This invention relates to a processing device for stirring or reducing foods, particularly a handheld blender, according to the prior-art portion of claim 1.
Processing devices are known from WO 96/10944 (PCT/EP95/03932) or EP-A1 0 724 857, for example. Such processing devices or handheld blenders are used in great diversity, particularly during the daily preparation of foods, in order to reduce and blend food materials, for example. Such handheld blenders typically have a motor housing adjoining an elongated housing part whose end becomes a shield open at its bottom end and also referred to as the housing bell. Inside the motor housing is a drive motor which drives a tool shaft extending through the elongated housing part and usually having a cutter blade fitted to its end in the area of the shield. The shield is designed big enough to completely encompass the cutter blade and to project a defined distance beyond the end of the shaft or cutter blade as seen looking in the direction of the tool shaft's axis. One of the functions performed by the shield is to protect the user of the device from the rotating cutter blade. Another is to act as a splash guard, particularly when processing low-viscosity foods.

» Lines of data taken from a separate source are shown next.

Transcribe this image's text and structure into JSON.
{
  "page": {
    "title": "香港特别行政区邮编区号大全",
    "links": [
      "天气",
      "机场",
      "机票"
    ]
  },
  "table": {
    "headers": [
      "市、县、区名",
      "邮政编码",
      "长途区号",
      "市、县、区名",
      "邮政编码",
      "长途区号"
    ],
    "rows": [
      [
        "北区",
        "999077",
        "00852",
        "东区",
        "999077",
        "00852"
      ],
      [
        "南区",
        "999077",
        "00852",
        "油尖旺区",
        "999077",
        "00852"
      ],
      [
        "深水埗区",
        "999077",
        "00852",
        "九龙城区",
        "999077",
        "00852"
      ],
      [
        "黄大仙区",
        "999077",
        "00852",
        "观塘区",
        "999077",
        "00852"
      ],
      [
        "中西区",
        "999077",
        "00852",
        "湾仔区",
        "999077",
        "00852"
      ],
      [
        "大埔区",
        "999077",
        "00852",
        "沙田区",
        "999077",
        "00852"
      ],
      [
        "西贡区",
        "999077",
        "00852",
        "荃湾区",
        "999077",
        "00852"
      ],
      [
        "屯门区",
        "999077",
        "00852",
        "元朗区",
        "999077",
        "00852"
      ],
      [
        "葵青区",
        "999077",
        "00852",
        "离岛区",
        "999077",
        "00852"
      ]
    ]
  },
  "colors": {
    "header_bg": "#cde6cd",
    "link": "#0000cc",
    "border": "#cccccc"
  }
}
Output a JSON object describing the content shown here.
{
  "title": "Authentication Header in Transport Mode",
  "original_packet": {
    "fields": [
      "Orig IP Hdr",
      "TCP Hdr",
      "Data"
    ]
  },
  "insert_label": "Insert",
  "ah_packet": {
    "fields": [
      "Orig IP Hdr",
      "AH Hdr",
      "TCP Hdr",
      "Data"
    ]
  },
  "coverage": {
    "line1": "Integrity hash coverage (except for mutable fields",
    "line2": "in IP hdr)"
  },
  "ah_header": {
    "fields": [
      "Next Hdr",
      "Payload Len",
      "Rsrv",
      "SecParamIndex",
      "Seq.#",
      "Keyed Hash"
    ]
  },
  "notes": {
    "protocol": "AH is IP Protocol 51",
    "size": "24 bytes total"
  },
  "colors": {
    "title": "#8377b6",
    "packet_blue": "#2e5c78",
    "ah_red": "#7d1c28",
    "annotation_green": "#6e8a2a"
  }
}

Such processing devices or handheld blenders can be adapted to different requirements by selection of the speed at which the shaft and hence the cutter blade rotates. Problems may arise when wishing to reduce solid foods such as carrots. In this case the carrots must first be cut into short enough pieces to be able to enter the inside of the bell in order to reach the bite of the cutter blade when the handheld blender or its housing bell is immersed in the pre-cut carrots. If these carrot pieces are too big or the container holding the carrots is too small to allow relative movement of the carrot pieces at all or only with difficulty, it can happen that the edge of the shield comes to rest on such large pieces, preventing it from advancing any further. Consequently, the cutter blade fails to reach the carrot pieces in order to reduce them. This problem can usually be remedied by raising the handheld blender and immersing it again into the food pieces to be reduced until it engages the pieces.
From DE-B-12 24 007 there is known a processing device having a processing tool designed to be pushed in and out of the bell compartment accommodating the processing tool in order to be better able to clean the bell compartment and the processing tool.
Similarly, from EP 0 078 050 there is known a processing device such as a handheld blender on which the processing tool can be moved out of the bell against the force of a spring only when the bell is immersed in liquid foods. Moving the processing tool out of the bell should enable the foods to be homogeneously and completely mixed and reduced at high speed. As soon as the bell is removed from the foods, the processing tool retracts into the interior of the bell compartment with an axial sliding movement caused by the spring force. Injuries are thus prevented because the processing tool is now protected by the bell.
From DE-A-19504638 and U.S. Pat. No. 3,299,924, processing devices of the type initially referred to are known providing for relative displacement of the bell edge and the work performing element. The embodiments of the adjusting devices are mechanically complex and therefore expensive.
It is an object of the present invention to improve upon a processing device, particularly a handheld blender, in such a way that the processing tool, in particular a cutter blade, is not only sufficiently protected in an initial position by the shield but also well suited to better reduce large pieces of solid foods.